Ella pensó que tenía razón. Le creyó porque necesitaba creerle. No hubiera soportado pensar que la persona con la que había estado chateando durante casi un mes no fuera Roberto. No podía ser nadie más que él. Ni siquiera se le pasó por la imaginación que la voz fuese distinta por otra razón que la que él le daba.

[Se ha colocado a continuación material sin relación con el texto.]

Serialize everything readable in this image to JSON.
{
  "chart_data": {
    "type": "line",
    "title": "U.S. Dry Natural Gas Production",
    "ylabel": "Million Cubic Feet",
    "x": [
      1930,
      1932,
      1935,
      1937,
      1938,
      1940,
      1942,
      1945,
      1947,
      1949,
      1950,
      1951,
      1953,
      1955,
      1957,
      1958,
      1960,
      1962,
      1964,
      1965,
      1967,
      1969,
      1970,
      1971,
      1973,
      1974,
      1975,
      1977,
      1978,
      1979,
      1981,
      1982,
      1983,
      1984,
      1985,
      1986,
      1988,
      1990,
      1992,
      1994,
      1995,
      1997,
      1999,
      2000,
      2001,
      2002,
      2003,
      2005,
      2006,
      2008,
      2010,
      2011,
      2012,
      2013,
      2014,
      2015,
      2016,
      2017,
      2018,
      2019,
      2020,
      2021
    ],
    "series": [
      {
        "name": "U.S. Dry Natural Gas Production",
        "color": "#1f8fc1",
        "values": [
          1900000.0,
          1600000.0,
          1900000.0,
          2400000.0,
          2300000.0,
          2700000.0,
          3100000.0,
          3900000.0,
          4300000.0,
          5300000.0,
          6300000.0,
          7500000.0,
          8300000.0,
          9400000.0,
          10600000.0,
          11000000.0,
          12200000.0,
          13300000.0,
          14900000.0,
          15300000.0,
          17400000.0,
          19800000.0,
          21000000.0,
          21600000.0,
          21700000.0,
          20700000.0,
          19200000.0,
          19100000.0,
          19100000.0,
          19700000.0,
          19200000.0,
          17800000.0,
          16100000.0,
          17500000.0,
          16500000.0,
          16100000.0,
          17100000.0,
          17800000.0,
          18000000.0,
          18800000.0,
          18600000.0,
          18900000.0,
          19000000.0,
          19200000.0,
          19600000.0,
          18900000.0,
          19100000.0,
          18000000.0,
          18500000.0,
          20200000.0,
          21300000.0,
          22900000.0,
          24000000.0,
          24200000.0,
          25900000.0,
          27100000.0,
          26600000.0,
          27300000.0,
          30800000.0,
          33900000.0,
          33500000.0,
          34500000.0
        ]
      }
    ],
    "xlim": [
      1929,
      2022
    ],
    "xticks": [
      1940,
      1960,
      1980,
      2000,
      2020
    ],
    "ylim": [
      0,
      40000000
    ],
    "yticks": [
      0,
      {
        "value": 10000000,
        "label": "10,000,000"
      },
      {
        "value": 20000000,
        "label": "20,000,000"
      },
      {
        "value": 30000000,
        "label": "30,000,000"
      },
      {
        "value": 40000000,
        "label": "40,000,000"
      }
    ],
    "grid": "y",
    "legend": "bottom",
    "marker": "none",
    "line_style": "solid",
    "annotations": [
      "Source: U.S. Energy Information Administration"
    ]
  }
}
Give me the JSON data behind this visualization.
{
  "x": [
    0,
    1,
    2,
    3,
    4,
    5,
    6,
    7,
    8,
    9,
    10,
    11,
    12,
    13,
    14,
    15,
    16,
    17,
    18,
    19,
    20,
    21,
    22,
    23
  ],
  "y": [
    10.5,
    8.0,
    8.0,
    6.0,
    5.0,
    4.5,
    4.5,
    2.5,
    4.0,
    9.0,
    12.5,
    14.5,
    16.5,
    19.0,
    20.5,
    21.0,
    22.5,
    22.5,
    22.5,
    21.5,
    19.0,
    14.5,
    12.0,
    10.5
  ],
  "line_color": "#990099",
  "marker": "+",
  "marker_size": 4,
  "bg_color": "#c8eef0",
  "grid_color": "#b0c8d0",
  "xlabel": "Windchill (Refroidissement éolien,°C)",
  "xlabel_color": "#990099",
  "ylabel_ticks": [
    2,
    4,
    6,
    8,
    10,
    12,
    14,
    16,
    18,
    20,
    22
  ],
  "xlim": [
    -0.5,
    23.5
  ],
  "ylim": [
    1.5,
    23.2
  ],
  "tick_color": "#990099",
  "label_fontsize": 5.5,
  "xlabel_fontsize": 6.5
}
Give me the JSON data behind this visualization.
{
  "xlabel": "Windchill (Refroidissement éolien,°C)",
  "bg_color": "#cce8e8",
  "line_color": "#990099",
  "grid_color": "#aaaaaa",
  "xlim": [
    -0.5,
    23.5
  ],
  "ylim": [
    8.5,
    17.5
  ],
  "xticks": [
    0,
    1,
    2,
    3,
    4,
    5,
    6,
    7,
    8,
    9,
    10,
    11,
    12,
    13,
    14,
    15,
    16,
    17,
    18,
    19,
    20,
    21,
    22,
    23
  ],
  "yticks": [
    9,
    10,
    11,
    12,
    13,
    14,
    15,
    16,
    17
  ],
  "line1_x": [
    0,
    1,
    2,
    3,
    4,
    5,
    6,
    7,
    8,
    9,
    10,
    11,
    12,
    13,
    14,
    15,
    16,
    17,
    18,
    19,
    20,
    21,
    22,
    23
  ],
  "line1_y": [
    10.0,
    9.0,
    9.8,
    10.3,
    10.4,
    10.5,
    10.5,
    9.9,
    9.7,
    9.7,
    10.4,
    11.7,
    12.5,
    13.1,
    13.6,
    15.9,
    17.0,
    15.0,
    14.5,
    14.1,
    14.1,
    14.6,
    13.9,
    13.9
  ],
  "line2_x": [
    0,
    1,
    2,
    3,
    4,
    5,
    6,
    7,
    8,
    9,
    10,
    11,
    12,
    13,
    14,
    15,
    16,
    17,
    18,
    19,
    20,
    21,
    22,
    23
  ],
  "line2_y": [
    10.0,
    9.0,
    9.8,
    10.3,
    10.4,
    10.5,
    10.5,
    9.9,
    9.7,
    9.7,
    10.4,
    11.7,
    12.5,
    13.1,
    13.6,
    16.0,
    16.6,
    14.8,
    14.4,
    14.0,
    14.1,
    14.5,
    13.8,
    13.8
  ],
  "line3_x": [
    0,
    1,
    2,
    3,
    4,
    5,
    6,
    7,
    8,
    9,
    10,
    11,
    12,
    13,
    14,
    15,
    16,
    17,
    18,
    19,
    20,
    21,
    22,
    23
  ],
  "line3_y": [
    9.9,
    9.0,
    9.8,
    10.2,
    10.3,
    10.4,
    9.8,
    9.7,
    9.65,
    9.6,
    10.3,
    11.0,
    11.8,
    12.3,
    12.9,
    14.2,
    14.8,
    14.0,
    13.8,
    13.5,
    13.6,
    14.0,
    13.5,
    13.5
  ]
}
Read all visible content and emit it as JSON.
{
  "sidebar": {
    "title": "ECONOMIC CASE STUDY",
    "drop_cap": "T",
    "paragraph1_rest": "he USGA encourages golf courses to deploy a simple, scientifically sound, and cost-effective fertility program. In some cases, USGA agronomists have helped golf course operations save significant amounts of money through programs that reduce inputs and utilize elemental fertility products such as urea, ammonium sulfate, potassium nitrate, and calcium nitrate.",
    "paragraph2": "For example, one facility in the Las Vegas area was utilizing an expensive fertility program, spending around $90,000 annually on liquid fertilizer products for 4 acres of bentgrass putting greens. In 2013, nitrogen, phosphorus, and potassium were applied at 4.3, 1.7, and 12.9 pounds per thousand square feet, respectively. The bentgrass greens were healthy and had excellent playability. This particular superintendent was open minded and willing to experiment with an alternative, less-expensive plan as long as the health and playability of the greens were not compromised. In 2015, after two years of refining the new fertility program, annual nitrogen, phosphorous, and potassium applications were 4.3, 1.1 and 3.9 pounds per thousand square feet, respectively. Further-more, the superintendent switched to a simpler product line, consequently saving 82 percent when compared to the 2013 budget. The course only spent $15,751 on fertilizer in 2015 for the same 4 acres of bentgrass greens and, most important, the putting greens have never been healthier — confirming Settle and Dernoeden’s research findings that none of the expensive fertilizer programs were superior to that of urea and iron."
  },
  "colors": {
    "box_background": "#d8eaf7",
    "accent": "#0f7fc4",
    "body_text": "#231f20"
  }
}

Había vuelto a su vida para sacarla del hoyo de tedio en el que acabó aquel verano, y no estaba dispuesta a plantearse ninguna duda sobre su repentina aparición. Sólo Roberto podía ser
El que faltaba por aquí
. Nadie más faltaba en su vida cuando él apareció. Nadie más.
—¡Claro! Cada uno es como es. ¡Estaría bueno!
—Pues sí. Cada uno es como es. ¿Y tú? ¿Cómo eres en realidad? ¿Qué haces ahora? ¿Quieres que nos veamos un rato?
—No puedo, ya sabes que estoy en la playa.
—Y tú sabes que yo no me lo creo. ¿En cuál? Si quieres voy a verte yo. Ahora mismo me cojo un tren. Tengo que contarte una cosa muy importante para ti. ¡Venga! ¡Dime! ¿En qué playa?
—No puedo. De verdad, tío. Cuéntamelo por teléfono.
—No, por teléfono no puede ser. Ya te he dicho muchas veces que tiene que ser en persona.
—Entonces tendrás que esperar a que vuelva.
—¿Y cuándo será eso?
—Al final del verano.
—Bueno, pues si es así esperaré. Me voy mañana a la playa, pero cuando vuelva no te escapas. Tengo mucha paciencia ¿sabes?
—Sí, lo sé.
Dafne lo sabía, claro que lo sabía.
Había tenido paciencia en la primera cita, para esperar a Cristina en la cancha de baloncesto durante casi una hora; también la tuvo cuando le pidió otra cita en decenas de sms, y después del plantón de la moto, cuando continuó enviándole mensajes pidiéndole esperanzas.